El peregrino alza la mirada y en el tímpano del Pórtico de la gloria ve la orquesta de piedra que toca para él, dirigida por el gran pantocrátor: un enorme Cristo sentado en majestad con los brazos alzados, mostrando las llagas y escoltado a su derecha por ángeles que portan una cruz y a su izquierda otros ángeles con incensarios y atributos de la Pasión. He aquí el inocente librado de la muerte por la muerte. El “ecce homo” transmutado en “ecce deus” porque, como leemos en el Apocalipsis, que ocupa partes esenciales narrativas del Pórtico: “Él es el que fue, el que es y el que será”.

Y San Pablo, aquél fanático peligroso, el paramilitar que campó a sus anchas, por un tiempo, a la caza de cristianos escribió: “Si Cristo no ha resucitado, vana es nuestra fe”.

Por lo que respecta a nuestros días, atribulados como andamos todos, cabe concluir que sin la fe en la Muerte y Resurrección del Señor, vana sería toda procesión.. En el binomio: “sentencia y gloria” queda resumido el programa de la Semana Santa.

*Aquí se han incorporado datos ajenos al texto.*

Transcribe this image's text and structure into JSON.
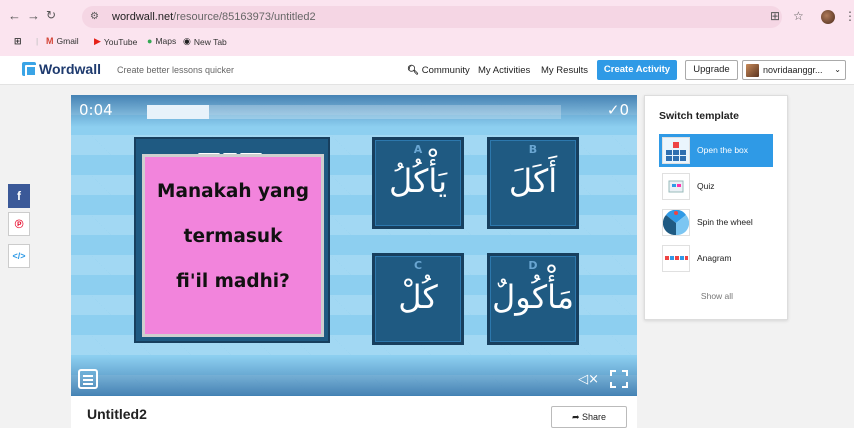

Creo que es de San Agustín la expresión: “Oh feliz culpa que nos mereció tan grande Redentor”.

Yo añado que malamente nos la merecemos porque nos sentenciamos con los mismos errores de siempre: egoísmo, guerras e injusticia.

Nos queda siempre a los creyentes, el recurso de un abogado divino que mira por nosotros y nuestra culpa; sabe de lo nuestro porque antes Él fue un perdedor. Ahora disfruta de la gloria, pero el triunfo le costó caro. Tomemos nota y aprendamos a llevar la cruz que, como reza en la novena de nuestro Santísimo Cristo de los afligidos de Villarrín de Campos: “... En ella está la vida, en la cruz la protección contra los enemigos, la celestial suavidad, la fuerza del alma, el gozo del espíritu, y nuestra salvación.”

A nuestro Santo Cristo lo tenemos siempre ricamente vestido y pocas veces sale en procesión. No abandona fácilmente su trono. Tampoco nos abandona.